Заложив руки за пояс, он ходит вдоль рядов.

– Трое последних – ко мне! – кричит он. – Живо. Повзводно.

Уриосте, Нуньес и Ревилья бегут к нему. Вальяно успевает шепнуть: «Скажите спасибо, голубчики, что сегодня Гамбоа». Они вытягиваются перед лейтенантом.

– Выбирайте, – говорит Гамбоа. – Шесть штрафных или прямой угол.
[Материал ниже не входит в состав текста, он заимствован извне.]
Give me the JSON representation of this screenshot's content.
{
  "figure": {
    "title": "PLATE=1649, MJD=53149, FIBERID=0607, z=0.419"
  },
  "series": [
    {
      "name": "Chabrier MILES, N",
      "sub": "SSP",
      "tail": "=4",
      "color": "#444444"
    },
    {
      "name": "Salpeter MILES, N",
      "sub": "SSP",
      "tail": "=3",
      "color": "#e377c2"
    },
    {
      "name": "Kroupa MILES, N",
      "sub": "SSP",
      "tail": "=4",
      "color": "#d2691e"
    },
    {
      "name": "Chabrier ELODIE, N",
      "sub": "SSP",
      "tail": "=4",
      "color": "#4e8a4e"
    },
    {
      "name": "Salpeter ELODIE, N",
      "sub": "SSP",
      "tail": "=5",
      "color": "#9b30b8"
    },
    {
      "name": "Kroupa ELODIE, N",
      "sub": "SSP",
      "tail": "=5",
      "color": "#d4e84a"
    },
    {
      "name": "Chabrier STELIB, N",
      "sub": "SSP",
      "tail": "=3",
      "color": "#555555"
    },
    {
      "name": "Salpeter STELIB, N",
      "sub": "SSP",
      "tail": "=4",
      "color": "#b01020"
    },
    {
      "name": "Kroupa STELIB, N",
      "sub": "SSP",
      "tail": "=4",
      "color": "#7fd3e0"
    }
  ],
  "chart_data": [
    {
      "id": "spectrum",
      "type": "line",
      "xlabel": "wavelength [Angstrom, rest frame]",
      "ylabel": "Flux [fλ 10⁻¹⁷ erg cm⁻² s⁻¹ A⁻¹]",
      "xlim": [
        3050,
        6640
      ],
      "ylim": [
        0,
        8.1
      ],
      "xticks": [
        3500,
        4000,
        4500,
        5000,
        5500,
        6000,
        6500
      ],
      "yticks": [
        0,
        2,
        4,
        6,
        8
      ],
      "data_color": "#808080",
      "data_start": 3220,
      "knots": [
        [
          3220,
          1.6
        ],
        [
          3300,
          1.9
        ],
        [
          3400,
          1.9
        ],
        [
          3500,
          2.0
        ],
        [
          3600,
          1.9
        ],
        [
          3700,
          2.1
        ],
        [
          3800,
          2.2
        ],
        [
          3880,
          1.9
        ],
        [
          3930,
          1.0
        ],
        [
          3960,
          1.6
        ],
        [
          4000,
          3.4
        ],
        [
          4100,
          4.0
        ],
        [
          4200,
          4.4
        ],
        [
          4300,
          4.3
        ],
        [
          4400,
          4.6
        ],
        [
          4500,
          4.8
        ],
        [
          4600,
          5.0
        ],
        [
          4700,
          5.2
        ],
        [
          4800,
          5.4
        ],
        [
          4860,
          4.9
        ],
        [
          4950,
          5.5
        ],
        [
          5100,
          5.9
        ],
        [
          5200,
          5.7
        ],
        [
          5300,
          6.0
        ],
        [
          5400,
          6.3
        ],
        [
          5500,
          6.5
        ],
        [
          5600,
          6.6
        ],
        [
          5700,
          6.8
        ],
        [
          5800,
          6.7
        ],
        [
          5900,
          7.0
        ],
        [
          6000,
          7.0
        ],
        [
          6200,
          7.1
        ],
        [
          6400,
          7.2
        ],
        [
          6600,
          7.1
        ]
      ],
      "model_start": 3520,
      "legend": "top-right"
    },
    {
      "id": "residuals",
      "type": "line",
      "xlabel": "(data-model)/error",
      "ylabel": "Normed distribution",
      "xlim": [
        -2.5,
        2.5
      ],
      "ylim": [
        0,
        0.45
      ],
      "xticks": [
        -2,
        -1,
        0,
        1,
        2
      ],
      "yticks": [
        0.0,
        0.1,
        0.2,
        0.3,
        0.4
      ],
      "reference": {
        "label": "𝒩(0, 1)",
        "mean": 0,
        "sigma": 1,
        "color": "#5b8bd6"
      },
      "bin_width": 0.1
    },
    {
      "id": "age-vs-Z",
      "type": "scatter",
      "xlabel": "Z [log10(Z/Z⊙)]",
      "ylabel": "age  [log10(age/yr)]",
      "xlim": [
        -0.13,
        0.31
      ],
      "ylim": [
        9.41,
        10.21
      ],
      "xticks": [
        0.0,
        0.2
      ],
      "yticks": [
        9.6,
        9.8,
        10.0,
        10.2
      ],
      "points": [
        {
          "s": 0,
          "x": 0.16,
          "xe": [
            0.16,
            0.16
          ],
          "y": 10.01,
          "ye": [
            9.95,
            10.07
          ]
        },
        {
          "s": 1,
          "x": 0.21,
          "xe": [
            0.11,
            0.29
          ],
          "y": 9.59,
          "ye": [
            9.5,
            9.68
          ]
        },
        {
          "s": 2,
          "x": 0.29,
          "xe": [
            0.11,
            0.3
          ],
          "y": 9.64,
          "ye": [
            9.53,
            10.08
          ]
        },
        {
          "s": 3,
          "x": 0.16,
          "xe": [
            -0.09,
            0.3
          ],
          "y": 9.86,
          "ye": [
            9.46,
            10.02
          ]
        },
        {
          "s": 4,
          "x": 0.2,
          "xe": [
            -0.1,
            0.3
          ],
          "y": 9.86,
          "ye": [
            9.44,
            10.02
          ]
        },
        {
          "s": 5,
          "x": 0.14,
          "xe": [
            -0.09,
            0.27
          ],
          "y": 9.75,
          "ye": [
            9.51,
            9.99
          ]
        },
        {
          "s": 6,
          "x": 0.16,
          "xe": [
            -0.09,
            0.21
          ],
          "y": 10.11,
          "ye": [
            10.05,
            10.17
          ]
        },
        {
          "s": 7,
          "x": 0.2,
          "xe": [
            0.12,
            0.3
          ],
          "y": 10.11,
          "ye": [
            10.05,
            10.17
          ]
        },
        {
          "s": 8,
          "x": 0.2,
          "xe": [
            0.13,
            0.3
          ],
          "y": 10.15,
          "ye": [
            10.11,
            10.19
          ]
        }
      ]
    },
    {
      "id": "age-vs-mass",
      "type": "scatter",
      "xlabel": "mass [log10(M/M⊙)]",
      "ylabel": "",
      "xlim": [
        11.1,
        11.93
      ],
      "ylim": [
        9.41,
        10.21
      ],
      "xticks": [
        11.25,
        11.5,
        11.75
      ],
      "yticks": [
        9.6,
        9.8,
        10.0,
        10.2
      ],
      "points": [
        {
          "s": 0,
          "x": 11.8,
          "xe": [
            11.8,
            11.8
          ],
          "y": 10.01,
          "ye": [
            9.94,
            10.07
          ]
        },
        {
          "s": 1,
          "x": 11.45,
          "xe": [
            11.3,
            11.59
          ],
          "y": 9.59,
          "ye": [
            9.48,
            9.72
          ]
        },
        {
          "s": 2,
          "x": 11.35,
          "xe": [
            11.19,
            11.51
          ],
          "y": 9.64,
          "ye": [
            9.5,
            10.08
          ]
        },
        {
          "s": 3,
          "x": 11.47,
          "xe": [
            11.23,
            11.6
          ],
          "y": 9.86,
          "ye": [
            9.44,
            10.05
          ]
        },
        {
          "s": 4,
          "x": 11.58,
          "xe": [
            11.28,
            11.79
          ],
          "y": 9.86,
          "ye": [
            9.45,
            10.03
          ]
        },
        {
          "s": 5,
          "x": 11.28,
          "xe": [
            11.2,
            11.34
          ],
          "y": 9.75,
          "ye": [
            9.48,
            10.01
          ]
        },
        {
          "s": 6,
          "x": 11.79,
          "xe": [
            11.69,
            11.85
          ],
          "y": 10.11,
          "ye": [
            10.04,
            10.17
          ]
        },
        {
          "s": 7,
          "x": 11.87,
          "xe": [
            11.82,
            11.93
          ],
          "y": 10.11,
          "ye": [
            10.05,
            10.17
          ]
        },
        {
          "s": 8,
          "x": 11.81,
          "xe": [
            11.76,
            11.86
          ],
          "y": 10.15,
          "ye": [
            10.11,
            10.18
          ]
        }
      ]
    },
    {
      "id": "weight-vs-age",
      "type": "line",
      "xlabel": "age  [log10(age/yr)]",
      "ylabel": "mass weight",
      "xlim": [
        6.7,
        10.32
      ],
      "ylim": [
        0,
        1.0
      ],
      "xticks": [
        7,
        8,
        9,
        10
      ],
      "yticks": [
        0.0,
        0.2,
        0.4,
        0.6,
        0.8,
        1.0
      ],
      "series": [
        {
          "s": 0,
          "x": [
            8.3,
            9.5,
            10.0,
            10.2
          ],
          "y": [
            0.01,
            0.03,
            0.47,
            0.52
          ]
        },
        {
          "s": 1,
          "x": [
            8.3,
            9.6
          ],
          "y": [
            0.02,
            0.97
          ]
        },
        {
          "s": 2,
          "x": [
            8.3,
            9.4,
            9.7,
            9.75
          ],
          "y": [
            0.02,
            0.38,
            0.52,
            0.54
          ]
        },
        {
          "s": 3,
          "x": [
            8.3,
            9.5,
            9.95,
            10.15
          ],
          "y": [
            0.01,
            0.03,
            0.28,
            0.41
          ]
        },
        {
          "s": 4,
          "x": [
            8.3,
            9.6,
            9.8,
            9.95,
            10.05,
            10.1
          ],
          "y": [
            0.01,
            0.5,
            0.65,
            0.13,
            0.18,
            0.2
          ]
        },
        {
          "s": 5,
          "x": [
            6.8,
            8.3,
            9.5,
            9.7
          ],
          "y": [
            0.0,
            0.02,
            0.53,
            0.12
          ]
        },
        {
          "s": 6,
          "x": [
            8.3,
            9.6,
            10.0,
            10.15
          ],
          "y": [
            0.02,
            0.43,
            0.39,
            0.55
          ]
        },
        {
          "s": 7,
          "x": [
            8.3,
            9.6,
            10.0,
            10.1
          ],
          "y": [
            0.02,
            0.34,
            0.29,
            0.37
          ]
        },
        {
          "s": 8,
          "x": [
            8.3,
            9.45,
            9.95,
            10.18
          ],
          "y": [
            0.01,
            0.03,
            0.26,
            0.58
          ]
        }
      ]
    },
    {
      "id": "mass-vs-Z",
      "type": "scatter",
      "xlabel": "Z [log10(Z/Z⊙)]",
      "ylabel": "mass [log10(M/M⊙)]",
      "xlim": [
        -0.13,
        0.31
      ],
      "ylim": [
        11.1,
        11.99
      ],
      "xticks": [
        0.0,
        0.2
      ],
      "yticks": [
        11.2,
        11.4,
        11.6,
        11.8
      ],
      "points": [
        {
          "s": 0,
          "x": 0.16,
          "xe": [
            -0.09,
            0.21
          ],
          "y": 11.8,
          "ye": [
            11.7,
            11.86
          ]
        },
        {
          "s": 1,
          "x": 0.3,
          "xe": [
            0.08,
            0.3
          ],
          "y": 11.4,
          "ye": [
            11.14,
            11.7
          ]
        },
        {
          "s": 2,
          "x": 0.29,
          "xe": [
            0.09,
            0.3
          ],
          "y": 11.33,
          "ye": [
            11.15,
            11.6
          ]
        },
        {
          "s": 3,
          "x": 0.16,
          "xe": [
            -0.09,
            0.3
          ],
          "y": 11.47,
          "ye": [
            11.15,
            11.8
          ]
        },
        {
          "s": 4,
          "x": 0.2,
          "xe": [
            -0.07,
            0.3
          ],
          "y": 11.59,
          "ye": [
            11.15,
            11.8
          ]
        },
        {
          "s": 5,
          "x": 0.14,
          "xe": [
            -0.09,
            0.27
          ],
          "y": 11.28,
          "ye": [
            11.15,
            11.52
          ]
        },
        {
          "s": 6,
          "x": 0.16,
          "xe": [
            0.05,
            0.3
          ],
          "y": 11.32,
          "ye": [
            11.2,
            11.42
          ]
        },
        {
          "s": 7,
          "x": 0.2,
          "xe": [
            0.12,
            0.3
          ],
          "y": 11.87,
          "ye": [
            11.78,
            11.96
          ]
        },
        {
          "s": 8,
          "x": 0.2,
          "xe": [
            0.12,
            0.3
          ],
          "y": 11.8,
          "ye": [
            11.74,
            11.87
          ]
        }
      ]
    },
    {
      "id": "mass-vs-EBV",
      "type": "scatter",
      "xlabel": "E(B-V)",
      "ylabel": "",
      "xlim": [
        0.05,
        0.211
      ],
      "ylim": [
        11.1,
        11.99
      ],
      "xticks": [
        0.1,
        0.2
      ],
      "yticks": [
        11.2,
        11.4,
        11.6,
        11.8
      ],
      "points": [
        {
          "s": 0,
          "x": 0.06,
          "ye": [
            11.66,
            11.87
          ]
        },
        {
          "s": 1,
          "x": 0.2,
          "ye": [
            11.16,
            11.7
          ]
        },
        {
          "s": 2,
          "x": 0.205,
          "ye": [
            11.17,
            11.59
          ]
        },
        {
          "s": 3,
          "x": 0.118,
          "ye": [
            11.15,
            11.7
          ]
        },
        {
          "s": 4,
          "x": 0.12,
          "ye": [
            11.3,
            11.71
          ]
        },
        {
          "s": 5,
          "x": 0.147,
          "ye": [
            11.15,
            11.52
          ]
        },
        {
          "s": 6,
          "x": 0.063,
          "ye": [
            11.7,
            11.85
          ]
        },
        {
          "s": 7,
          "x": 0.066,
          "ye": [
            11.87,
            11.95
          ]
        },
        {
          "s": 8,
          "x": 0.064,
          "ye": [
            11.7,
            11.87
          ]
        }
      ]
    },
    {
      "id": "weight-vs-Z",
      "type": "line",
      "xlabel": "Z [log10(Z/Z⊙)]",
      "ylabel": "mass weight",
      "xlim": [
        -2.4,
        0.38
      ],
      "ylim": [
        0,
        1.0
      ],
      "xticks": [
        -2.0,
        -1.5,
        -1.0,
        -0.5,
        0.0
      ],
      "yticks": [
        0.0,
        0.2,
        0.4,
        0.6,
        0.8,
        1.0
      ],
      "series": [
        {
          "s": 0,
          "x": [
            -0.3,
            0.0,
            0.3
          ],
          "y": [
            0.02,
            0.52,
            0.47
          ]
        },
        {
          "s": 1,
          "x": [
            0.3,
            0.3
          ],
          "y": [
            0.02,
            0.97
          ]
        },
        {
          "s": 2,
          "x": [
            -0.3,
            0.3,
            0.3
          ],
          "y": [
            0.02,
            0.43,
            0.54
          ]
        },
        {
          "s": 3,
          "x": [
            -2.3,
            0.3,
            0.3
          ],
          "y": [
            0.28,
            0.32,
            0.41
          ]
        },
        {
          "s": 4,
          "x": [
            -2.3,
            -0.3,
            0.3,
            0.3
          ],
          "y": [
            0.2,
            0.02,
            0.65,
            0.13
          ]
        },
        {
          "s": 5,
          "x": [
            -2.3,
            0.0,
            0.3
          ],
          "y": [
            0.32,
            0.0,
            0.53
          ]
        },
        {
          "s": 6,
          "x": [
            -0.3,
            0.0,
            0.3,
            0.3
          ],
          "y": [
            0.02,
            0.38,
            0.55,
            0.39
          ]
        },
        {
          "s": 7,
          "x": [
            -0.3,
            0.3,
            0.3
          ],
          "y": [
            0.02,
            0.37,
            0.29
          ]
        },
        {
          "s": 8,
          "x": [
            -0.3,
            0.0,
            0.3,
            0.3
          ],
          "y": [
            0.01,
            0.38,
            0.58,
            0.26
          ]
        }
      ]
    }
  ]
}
Ваша воля.

Все трое отвечают: «Угол». Лейтенант пожимает плечами. «Я их знаю как облупленных», – тихо бормочет он, а Нуньес, Уриосте и Ревилья благодарно улыбаются.

– На прямой угол – становись! – командует Гамбоа.

Все трое сгибаются, как дверные ручки, – грудь параллельно земле. Гамбоа глядит на них, поправляет локтем голову Ревильи.

– Между ног прикройте, – говорит он. – Обеими руками.

Потом делает знак сержанту Песоа, коренастому метису с короткой шеей. Песоа – хороший футболист, удар у него зверский. Он отходит, примеряется. Чуть-чуть наклоняется вбок, молнией мелькает нога – удар! Ревилья взвыл. Гамбоа показывает пальцем: можете встать в строй.

– Эх, ты! – говорит он. – Сдал, сдал, Песоа. Он и не двинулся.

Песоа бледнеет. Его раскосые глазки вонзаются в Нуньеса. На этот раз он бьет как следует, носком сапога. Кадет визжит, пролетает два метра и шлепается на землю. Песоа жадно заглядывает в лицо лейтенанту. Тот улыбается. Кадеты вторят. Нуньес встает, потирает зад и тоже улыбается. Песоа собирается с силами. Уриосте – самый сильный во взводе, а может, и в училище – расставил для равновесия ноги. Песоа ударяет, он не движется.

– Второй взвод, – командует Гамбоа. – Трое последних.

И так взвод за взводом. Щуплые кадеты из восьмого, девятого и десятого катятся по земле до самого плаца. Гамбоа не забывает спросить каждого, что он хочет: шесть штрафных или прямой угол. И всякий раз говорит: «Воля ваша».